Considerato che l’ordinanza di rimessione dà atto che il pignoramento, con cui ha avuto inizio l’esecuzione esattoriale avverso la quale é stato introdotto il giudizio di opposizione di terzo, é avvenuto il 5 luglio 1999, quando erano già vigenti le modifiche apportate al d.P.R. n. 602 del 1973 dal decreto legislativo 26 febbraio 1999, n. 46 (Riordino della disciplina della riscossione mediante ruolo, a norma dell’art. 1 della legge 28 settembre 1998, n. 337), le quali - ai sensi dell’art. 39 di tale d.lgs. - sono entrate in vigore il 1° luglio 1999;

che, mentre in base all’art. 36, comma 9, di tale decreto, le procedure esecutive in corso alla suddetta data sono regolate dalle norme anteriormente vigenti, quelle instaurate invece successivamente a tale data - in applicazione del normale principio tempus regit actum - sono assoggettate alle nuove disposizioni, anche per quanto concerne gli incidenti di cognizione che nell’ambito delle procedure esecutive esattoriali si concretano nelle varie tipologie di opposizione all’esecuzione;

che, dunque, il giudizio a quo (come, del resto, la stessa procedura esecutiva iniziata con il pignoramento del 5 luglio 1999) deve intendersi regolato dalle nuove disposizioni, ed in particolare dall’art. 58 del d.P.R. n. 602 del 1973, nel testo modificato dall’art. 16 del d.lgs. n. 46 del 1999, che (sostituendo il Titolo II del d.P.R. n. 602) ha trasferito nel nuovo art. 58 la disciplina dell’opposizione di terzo, prima dettata dall’art. 52;

che il rimettente ha invece erroneamente sollevato la questione di costituzionalità riguardo all’art. 52 nel testo anteriore alle modificazioni apportate dal d.lgs. n. 46 del 1999 e, quindi, con riferimento ad una norma, la quale - ancorchè ultrattiva per le procedure esecutive pendenti, nonostante la sua sostituzione con un testo avente altro oggetto - non é comunque applicabile al giudizio a quo;

che, d’altro canto, il nuovo art. 58 - proprio con riferimento alla situazione assunta dal rimettente come tertium comparationis - ha struttura e contenuto diversi da quelli del vecchio art. 52, secondo comma, lettera b), al quale erroneamente si riferisce l’ordinanza di rimessione;

che pertanto la questione é manifestamente inammissibile.

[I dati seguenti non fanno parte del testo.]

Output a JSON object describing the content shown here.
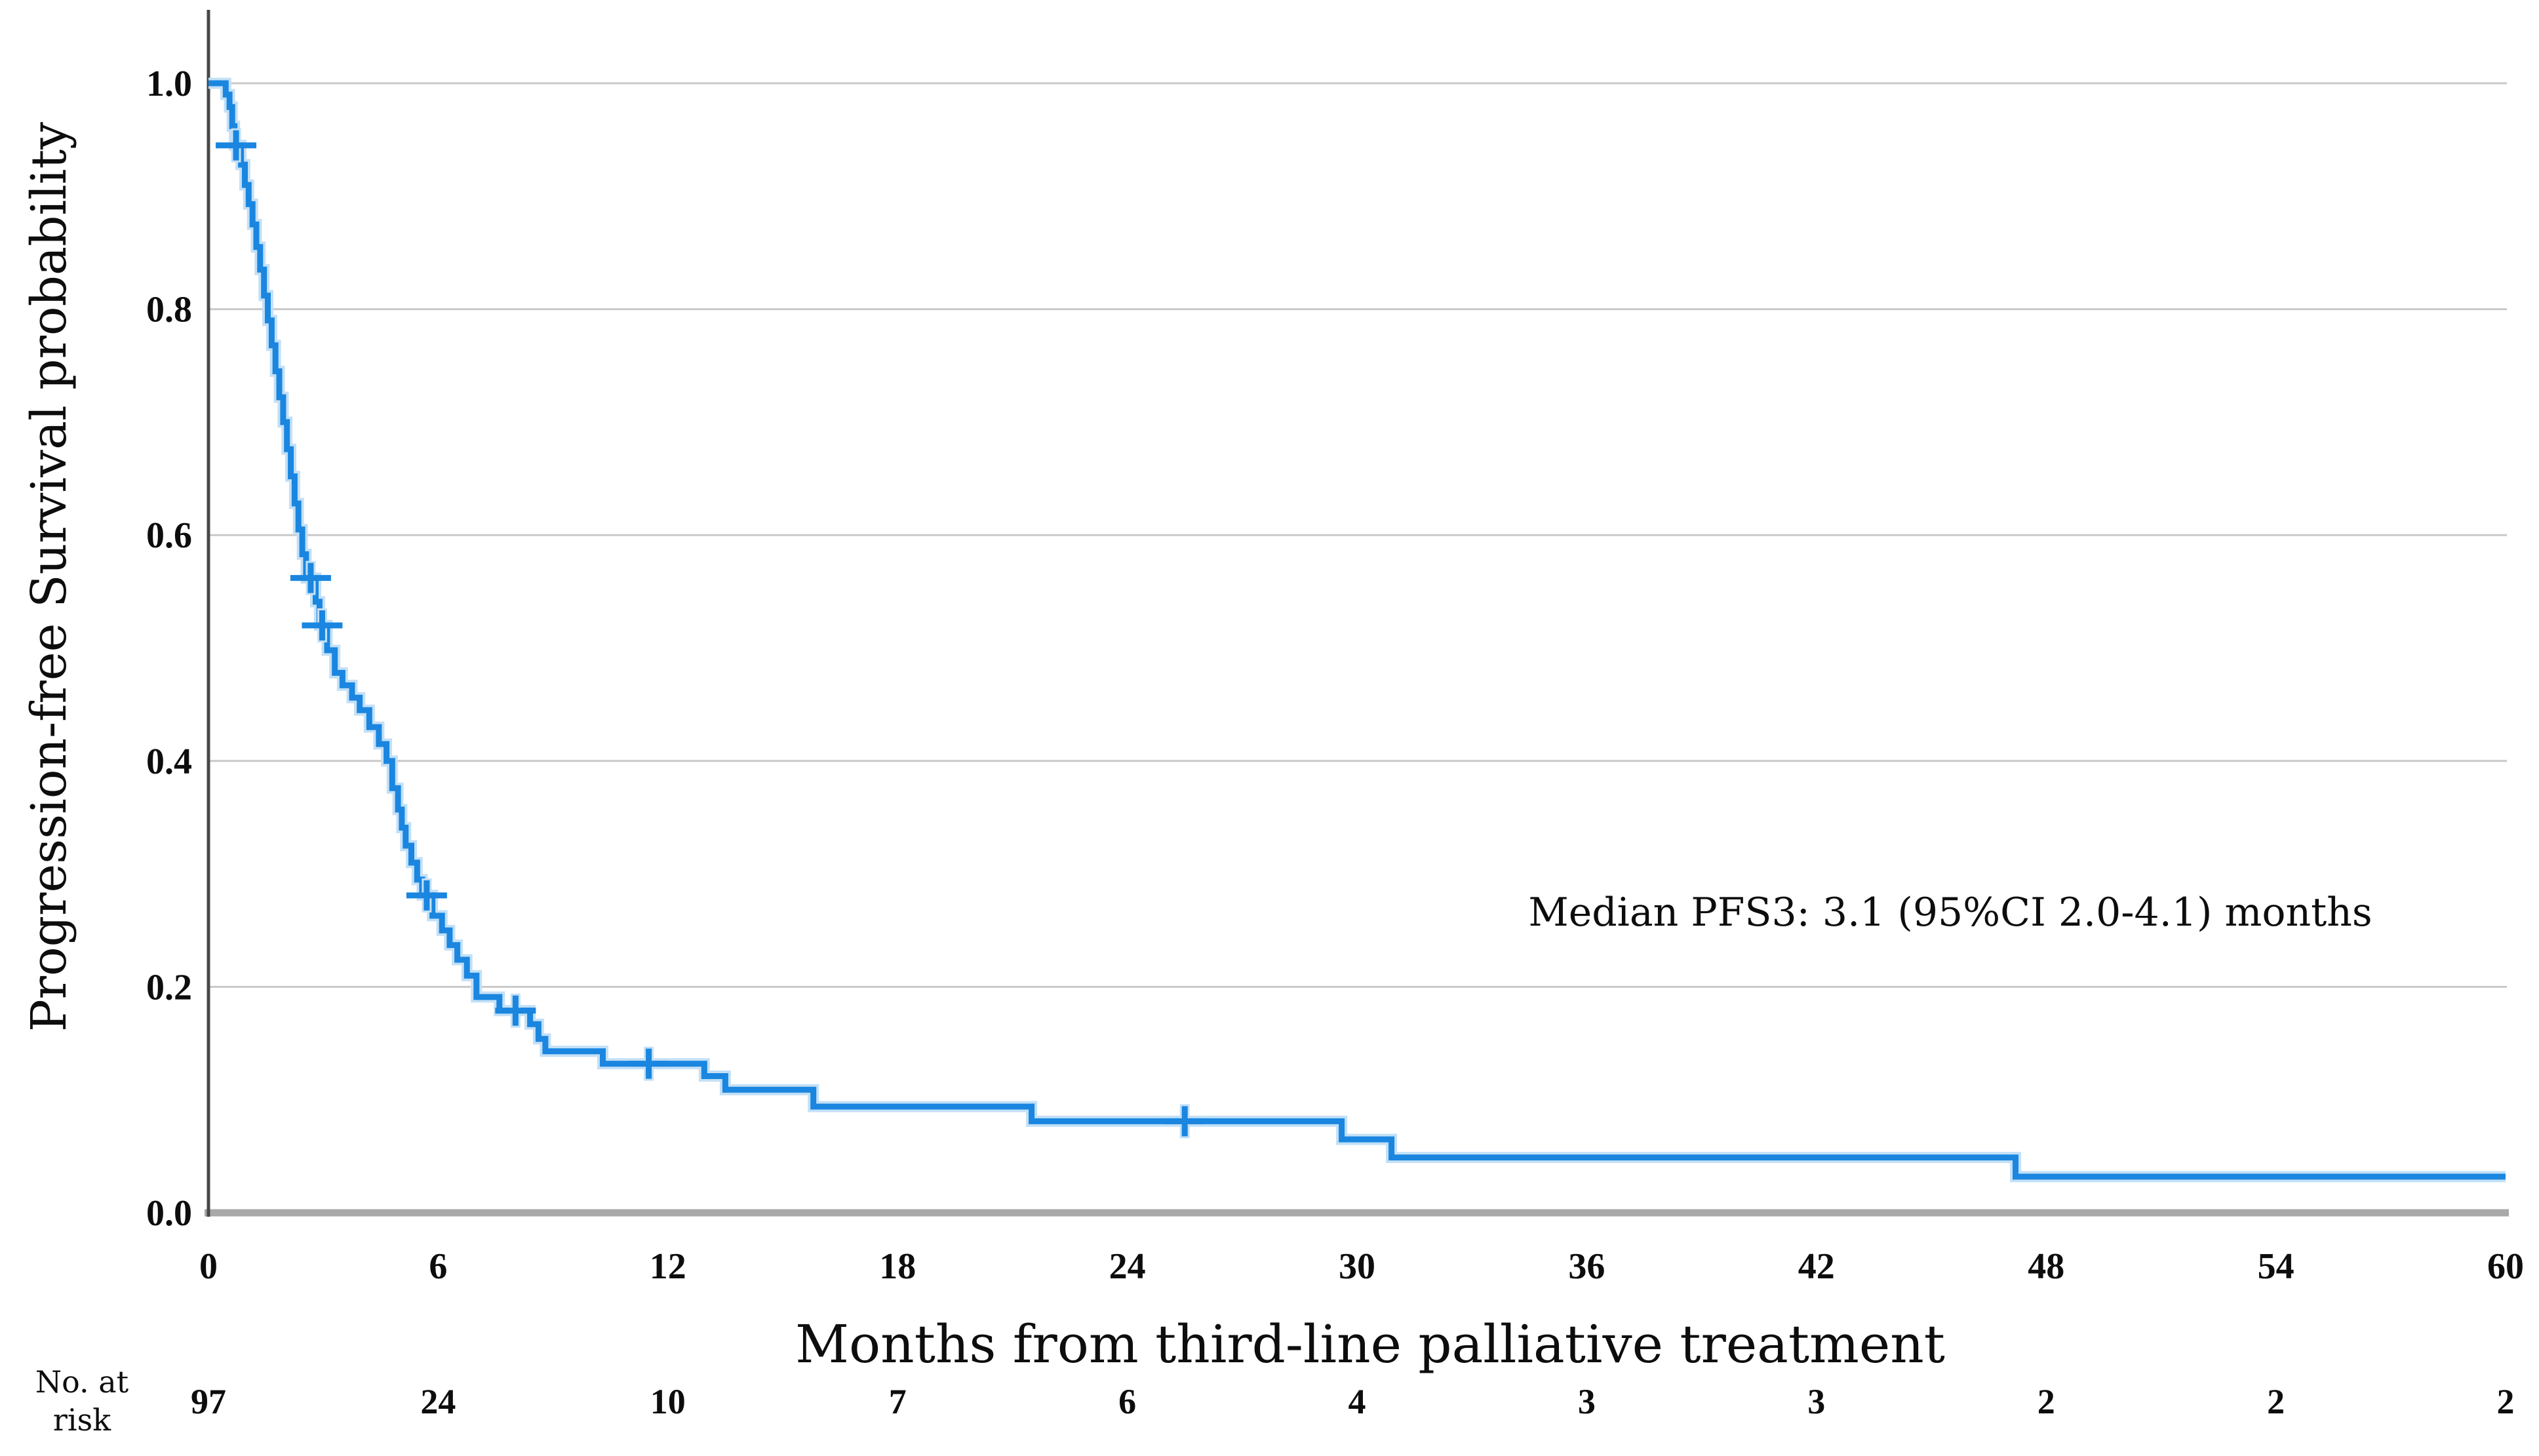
{
  "chart_data": {
    "type": "line",
    "subtype": "kaplan-meier-step-curve",
    "title": "",
    "xlabel": "Months from third-line palliative treatment",
    "ylabel": "Progression-free Survival probability",
    "annotation": "Median PFS3: 3.1 (95%CI 2.0-4.1) months",
    "xlim": [
      0,
      60
    ],
    "ylim": [
      0.0,
      1.0
    ],
    "grid": "horizontal-only",
    "legend": "none",
    "x_ticks": [
      {
        "label": "0",
        "value": 0
      },
      {
        "label": "6",
        "value": 6
      },
      {
        "label": "12",
        "value": 12
      },
      {
        "label": "18",
        "value": 18
      },
      {
        "label": "24",
        "value": 24
      },
      {
        "label": "30",
        "value": 30
      },
      {
        "label": "36",
        "value": 36
      },
      {
        "label": "42",
        "value": 42
      },
      {
        "label": "48",
        "value": 48
      },
      {
        "label": "54",
        "value": 54
      },
      {
        "label": "60",
        "value": 60
      }
    ],
    "y_ticks": [
      {
        "label": "1.0",
        "value": 1.0
      },
      {
        "label": "0.8",
        "value": 0.8
      },
      {
        "label": "0.6",
        "value": 0.6
      },
      {
        "label": "0.4",
        "value": 0.4
      },
      {
        "label": "0.2",
        "value": 0.2
      },
      {
        "label": "0.0",
        "value": 0.0
      }
    ],
    "series": [
      {
        "name": "PFS3",
        "median_months": 3.1,
        "ci95": "2.0-4.1",
        "start": [
          0,
          1.0
        ],
        "steps": [
          [
            0.45,
            0.99
          ],
          [
            0.55,
            0.979
          ],
          [
            0.62,
            0.962
          ],
          [
            0.68,
            0.945
          ],
          [
            0.85,
            0.928
          ],
          [
            0.95,
            0.91
          ],
          [
            1.05,
            0.893
          ],
          [
            1.15,
            0.875
          ],
          [
            1.25,
            0.855
          ],
          [
            1.35,
            0.835
          ],
          [
            1.45,
            0.812
          ],
          [
            1.55,
            0.79
          ],
          [
            1.65,
            0.768
          ],
          [
            1.75,
            0.745
          ],
          [
            1.85,
            0.722
          ],
          [
            1.95,
            0.7
          ],
          [
            2.05,
            0.676
          ],
          [
            2.15,
            0.652
          ],
          [
            2.25,
            0.628
          ],
          [
            2.35,
            0.605
          ],
          [
            2.45,
            0.583
          ],
          [
            2.55,
            0.562
          ],
          [
            2.8,
            0.541
          ],
          [
            2.9,
            0.52
          ],
          [
            3.1,
            0.498
          ],
          [
            3.3,
            0.478
          ],
          [
            3.5,
            0.467
          ],
          [
            3.75,
            0.456
          ],
          [
            3.95,
            0.445
          ],
          [
            4.2,
            0.43
          ],
          [
            4.45,
            0.415
          ],
          [
            4.65,
            0.4
          ],
          [
            4.8,
            0.376
          ],
          [
            4.95,
            0.357
          ],
          [
            5.05,
            0.341
          ],
          [
            5.15,
            0.325
          ],
          [
            5.3,
            0.31
          ],
          [
            5.45,
            0.295
          ],
          [
            5.58,
            0.281
          ],
          [
            5.85,
            0.263
          ],
          [
            6.1,
            0.25
          ],
          [
            6.3,
            0.237
          ],
          [
            6.5,
            0.224
          ],
          [
            6.75,
            0.21
          ],
          [
            7.0,
            0.191
          ],
          [
            7.6,
            0.179
          ],
          [
            8.4,
            0.167
          ],
          [
            8.62,
            0.154
          ],
          [
            8.8,
            0.143
          ],
          [
            10.3,
            0.132
          ],
          [
            12.95,
            0.121
          ],
          [
            13.5,
            0.109
          ],
          [
            15.8,
            0.094
          ],
          [
            21.5,
            0.081
          ],
          [
            29.6,
            0.065
          ],
          [
            30.9,
            0.049
          ],
          [
            47.2,
            0.032
          ]
        ],
        "end_month": 60,
        "censor_marks": [
          [
            0.72,
            0.945
          ],
          [
            2.67,
            0.562
          ],
          [
            2.97,
            0.52
          ],
          [
            5.7,
            0.281
          ],
          [
            8.02,
            0.179
          ],
          [
            11.5,
            0.132
          ],
          [
            25.5,
            0.081
          ]
        ]
      }
    ],
    "risk_table": {
      "label_line1": "No. at",
      "label_line2": "risk",
      "months": [
        0,
        6,
        12,
        18,
        24,
        30,
        36,
        42,
        48,
        54,
        60
      ],
      "values": [
        "97",
        "24",
        "10",
        "7",
        "6",
        "4",
        "3",
        "3",
        "2",
        "2",
        "2"
      ]
    },
    "colors": {
      "curve": "#1a86e0",
      "curve_halo": "#c3e0f7",
      "grid": "#c9c9c9",
      "x_axis": "#a9a9a9",
      "y_axis": "#474747",
      "text": "#0d0d0d",
      "background": "#ffffff"
    }
  }
}
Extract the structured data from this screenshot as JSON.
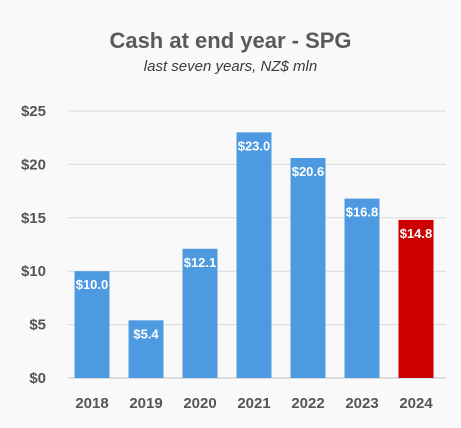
{
  "chart_data": {
    "type": "bar",
    "title": "Cash at end year - SPG",
    "subtitle": "last seven years, NZ$ mln",
    "categories": [
      "2018",
      "2019",
      "2020",
      "2021",
      "2022",
      "2023",
      "2024"
    ],
    "values": [
      10.0,
      5.4,
      12.1,
      23.0,
      20.6,
      16.8,
      14.8
    ],
    "data_labels": [
      "$10.0",
      "$5.4",
      "$12.1",
      "$23.0",
      "$20.6",
      "$16.8",
      "$14.8"
    ],
    "bar_colors": [
      "#4e9ae0",
      "#4e9ae0",
      "#4e9ae0",
      "#4e9ae0",
      "#4e9ae0",
      "#4e9ae0",
      "#cc0000"
    ],
    "y_ticks": [
      0,
      5,
      10,
      15,
      20,
      25
    ],
    "y_tick_labels": [
      "$0",
      "$5",
      "$10",
      "$15",
      "$20",
      "$25"
    ],
    "ylim": [
      0,
      25
    ],
    "xlabel": "",
    "ylabel": "",
    "grid": true,
    "legend": "none"
  }
}
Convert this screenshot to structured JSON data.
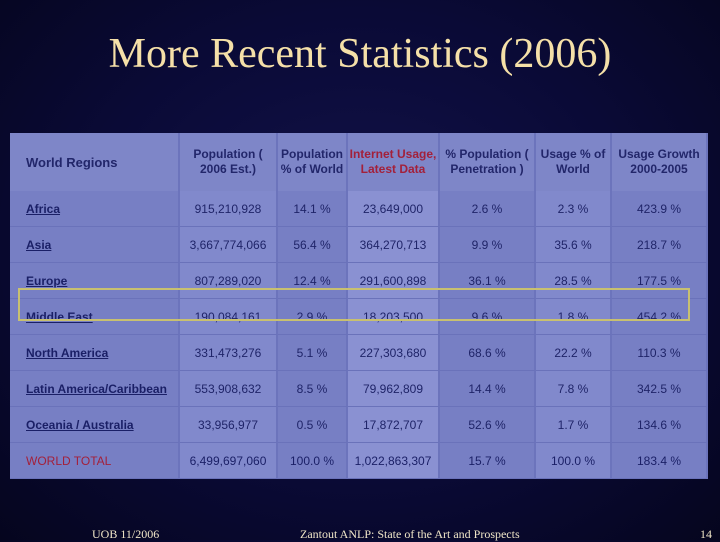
{
  "slide": {
    "title": "More Recent Statistics (2006)",
    "footer_left": "UOB 11/2006",
    "footer_center": "Zantout    ANLP: State of the Art and Prospects",
    "footer_right": "14"
  },
  "table": {
    "headers": [
      "World Regions",
      "Population ( 2006 Est.)",
      "Population % of World",
      "Internet Usage, Latest Data",
      "% Population ( Penetration )",
      "Usage % of World",
      "Usage Growth 2000-2005"
    ],
    "rows": [
      {
        "region": "Africa",
        "population": "915,210,928",
        "pop_pct": "14.1 %",
        "usage": "23,649,000",
        "penetration": "2.6 %",
        "usage_pct": "2.3 %",
        "growth": "423.9 %"
      },
      {
        "region": "Asia",
        "population": "3,667,774,066",
        "pop_pct": "56.4 %",
        "usage": "364,270,713",
        "penetration": "9.9 %",
        "usage_pct": "35.6 %",
        "growth": "218.7 %"
      },
      {
        "region": "Europe",
        "population": "807,289,020",
        "pop_pct": "12.4 %",
        "usage": "291,600,898",
        "penetration": "36.1 %",
        "usage_pct": "28.5 %",
        "growth": "177.5 %"
      },
      {
        "region": "Middle East",
        "population": "190,084,161",
        "pop_pct": "2.9 %",
        "usage": "18,203,500",
        "penetration": "9.6 %",
        "usage_pct": "1.8 %",
        "growth": "454.2 %"
      },
      {
        "region": "North America",
        "population": "331,473,276",
        "pop_pct": "5.1 %",
        "usage": "227,303,680",
        "penetration": "68.6 %",
        "usage_pct": "22.2 %",
        "growth": "110.3 %"
      },
      {
        "region": "Latin America/Caribbean",
        "population": "553,908,632",
        "pop_pct": "8.5 %",
        "usage": "79,962,809",
        "penetration": "14.4 %",
        "usage_pct": "7.8 %",
        "growth": "342.5 %"
      },
      {
        "region": "Oceania / Australia",
        "population": "33,956,977",
        "pop_pct": "0.5 %",
        "usage": "17,872,707",
        "penetration": "52.6 %",
        "usage_pct": "1.7 %",
        "growth": "134.6 %"
      },
      {
        "region": "WORLD TOTAL",
        "population": "6,499,697,060",
        "pop_pct": "100.0 %",
        "usage": "1,022,863,307",
        "penetration": "15.7 %",
        "usage_pct": "100.0 %",
        "growth": "183.4 %"
      }
    ],
    "highlighted_row": "Middle East"
  },
  "colors": {
    "background": "#0a0a36",
    "title": "#f5e0a8",
    "table_bg": "#7178c0",
    "header_text": "#22266a",
    "highlight_text": "#a3203a",
    "highlight_border": "#c8c070",
    "footer_text": "#f0e6c8"
  }
}
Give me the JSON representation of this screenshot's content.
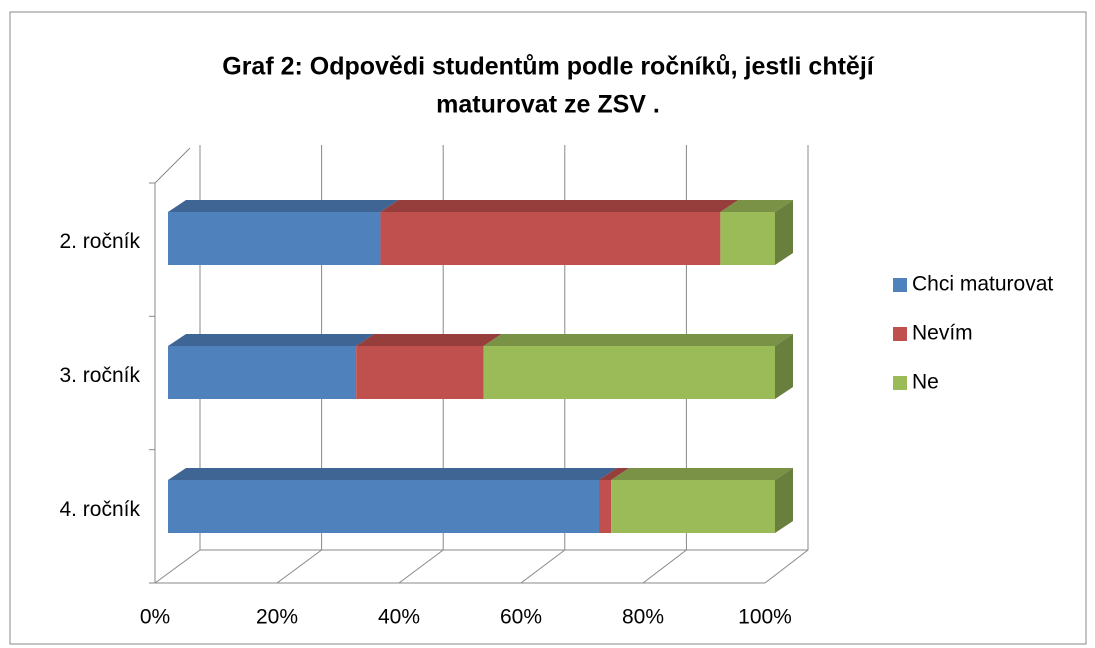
{
  "chart_data": {
    "type": "bar3d_stacked_percent_horizontal",
    "title": [
      "Graf 2: Odpovědi studentům podle ročníků, jestli chtějí",
      "maturovat ze ZSV ."
    ],
    "categories": [
      "2. ročník",
      "3. ročník",
      "4. ročník"
    ],
    "series": [
      {
        "name": "Chci maturovat",
        "color": "#4f81bd",
        "values": [
          35,
          31,
          71
        ]
      },
      {
        "name": "Nevím",
        "color": "#c0504d",
        "values": [
          56,
          21,
          2
        ]
      },
      {
        "name": "Ne",
        "color": "#9bbb59",
        "values": [
          9,
          48,
          27
        ]
      }
    ],
    "xlim": [
      0,
      100
    ],
    "xticks": [
      {
        "value": 0,
        "label": "0%"
      },
      {
        "value": 20,
        "label": "20%"
      },
      {
        "value": 40,
        "label": "40%"
      },
      {
        "value": 60,
        "label": "60%"
      },
      {
        "value": 80,
        "label": "80%"
      },
      {
        "value": 100,
        "label": "100%"
      }
    ],
    "grid": true,
    "legend": "right"
  }
}
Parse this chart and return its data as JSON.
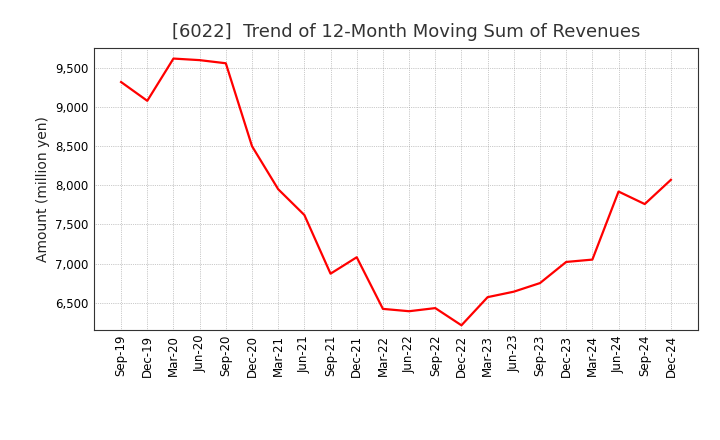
{
  "title": "[6022]  Trend of 12-Month Moving Sum of Revenues",
  "ylabel": "Amount (million yen)",
  "line_color": "#ff0000",
  "background_color": "#ffffff",
  "plot_bg_color": "#ffffff",
  "grid_color": "#999999",
  "title_fontsize": 13,
  "title_color": "#333333",
  "label_fontsize": 10,
  "tick_fontsize": 8.5,
  "ylim": [
    6150,
    9750
  ],
  "yticks": [
    6500,
    7000,
    7500,
    8000,
    8500,
    9000,
    9500
  ],
  "x_labels": [
    "Sep-19",
    "Dec-19",
    "Mar-20",
    "Jun-20",
    "Sep-20",
    "Dec-20",
    "Mar-21",
    "Jun-21",
    "Sep-21",
    "Dec-21",
    "Mar-22",
    "Jun-22",
    "Sep-22",
    "Dec-22",
    "Mar-23",
    "Jun-23",
    "Sep-23",
    "Dec-23",
    "Mar-24",
    "Jun-24",
    "Sep-24",
    "Dec-24"
  ],
  "values": [
    9320,
    9080,
    9620,
    9600,
    9560,
    8500,
    7950,
    7620,
    6870,
    7080,
    6420,
    6390,
    6430,
    6210,
    6570,
    6640,
    6750,
    7020,
    7050,
    7920,
    7760,
    8070
  ],
  "line_width": 1.6
}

Visti gli artt. 26, secondo comma, della legge 11 marzo 1953, n. 87 e 9, secondo comma, delle norme integrative per i giudizi davanti alla Corte costituzionale.

PER QUESTI MOTIVI

LA CORTE COSTITUZIONALE

dichiara la manifesta inammissibilità della questione di legittimità costituzionale dell’articolo 52, secondo comma, lettera a), del d.P.R. 29 settembre 1973, n. 602 (Disposizioni sulla riscossione delle imposte sul reddito), sollevata, in riferimento agli articoli 3, 24 e 42 della Costituzione, dal Tribunale di Torre Annunziata, sezione distaccata di Torre del Greco, in funzione di giudice dell’esecuzione, con l’ordinanza indicata in epigrafe.

Così deciso in Roma, nella sede della Corte costituzionale, Palazzo della Consulta, il 24 gennaio 2001.

Fernando SANTOSUOSSO, Presidente

Franco BILE, Redattore

Depositata in cancelleria il 6 febbraio 2001.